Reputation: 416
I have some data in pandas dataframe form below, where the columns represent discrete skills and the rows represent discrete jobs. A 1 is present only if the skill is required by the job, otherwise 0.
skill_1, skill_2,
job_1 1, 0,
job_2 0, 0,
job_3 1, 1,
I want to create a graph to visualize this relationship between jobs and skills, using networkx. I've tried two methods, one on the dataframe, itself, nx.from_pandas_adjacency
and nx.from_numpy_matrix
. The latter method was applied to a numpy representation of the dataframe, where the column and row names were removed.

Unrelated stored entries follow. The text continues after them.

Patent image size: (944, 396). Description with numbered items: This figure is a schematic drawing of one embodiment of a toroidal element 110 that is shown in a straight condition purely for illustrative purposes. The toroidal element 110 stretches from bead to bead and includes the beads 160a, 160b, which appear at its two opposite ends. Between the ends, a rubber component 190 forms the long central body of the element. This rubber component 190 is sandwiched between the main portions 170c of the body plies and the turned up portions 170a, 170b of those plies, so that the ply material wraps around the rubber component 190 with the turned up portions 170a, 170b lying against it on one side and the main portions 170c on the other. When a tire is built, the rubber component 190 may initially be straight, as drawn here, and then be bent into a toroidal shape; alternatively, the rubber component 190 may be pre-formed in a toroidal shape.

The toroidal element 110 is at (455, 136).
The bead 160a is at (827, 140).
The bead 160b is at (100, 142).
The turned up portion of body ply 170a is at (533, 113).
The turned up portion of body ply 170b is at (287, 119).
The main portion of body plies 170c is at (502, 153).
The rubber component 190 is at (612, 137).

In either situation, an error was raised because this is a non_square matrix. This makes sense as networkx is likely interpreting both columns and rows as the same set of nodes. However, the columns and nodes represent distinctly different things here. Two jobs are connected by the skill(s) they share and two skills are connected by the job(s) they share, but there is no direct edge between any two skills or any two jobs.
How can I import my data into networkx given that my rows and columns are different sets of nodes?
Upvotes: 5
Views: 2435
Reputation: 340
As mentioned by ComplexGates, what you have here is a biadjacency matrix. I see that you've added a solution where you fill in the rest of the matrix with zeros to make it square. However, I suspect what you were really wanted was how to convert a biadjacency matrix into a (square) adjacency matrix, which is different from the posted solution.
For a biadjacency matrix A with m rows and n columns, you can convert it into an adjacency matrix of size (m+n)x(m+n) like so:
┏ ┓
┃0_nxn A^T ┃
┃A_mxn 0_mxm┃
┗ ┛
In other words, put A at the bottom left of the (m+n)x(m+n) matrix, and the transpose of A at the top right, and fill the remaining space with zeros.
In code, if A is a 2D Numpy array, you might do something like:
def bipartite_to_adjacency(A):
m, n = A.shape
Z_mm = np.zeros((m,m), dtype=int)
Z_nn = np.zeros((n,n), dtype=int)
top_partition = np.concatenate((Z_nn,np.transpose(A)), axis=1)
bottom_partition = np.concatenate((A,Z_mm), axis=1)
return np.concatenate((top_partition, bottom_partition))
Upvotes: 0
Reputation: 743
You have a bipartite graph. Networkx can create this network from your original (bi)adjacency matrix using nx.algorithms.bipartite.matrix.from_biadjacency_matrix
Upvotes: 2
Reputation: 14506
(I was curious about a vectorised method to achieve this, so I asked this question which has answers which provide such a method.)
df = pd.DataFrame({'skill_1': {'job_1': 1, 'job_2': 0, 'job_3': 1},
'skill_2': {'job_1': 0, 'job_2': 0, 'job_3': 1}})
edges = df.columns
for i in df.index:
df[i] = [0 for _ in range(len(df.index))]
for e in edges:
df = df.append(pd.Series({c:0 for c in df.columns},name=e))
Which gives us:
>>> df
skill_1 skill_2 job_1 job_2 job_3
job_1 1 0 0 0 0
job_2 0 0 0 0 0
job_3 1 1 0 0 0
skill_1 0 0 0 0 0
skill_2 0 0 0 0 0
And then we can read in to networkx using nx.from_pandas_adjacency
(assuming you want a directed graph)
G = nx.from_pandas_adjacency(df, create_using=nx.DiGraph)
df = pd.DataFrame({'skill_1': {'job_1': 1, 'job_2': 0, 'job_3': 1},
'skill_2': {'job_1': 0, 'job_2': 0, 'job_3': 1}})
G = nx.DiGraph()
for x,y in df.stack().reset_index().iterrows():
G.add_node(y['level_0'])
G.add_node(y['level_1'])
if y[0]:
G.add_edge(y['level_0'], y['level_1'])
Upvotes: 1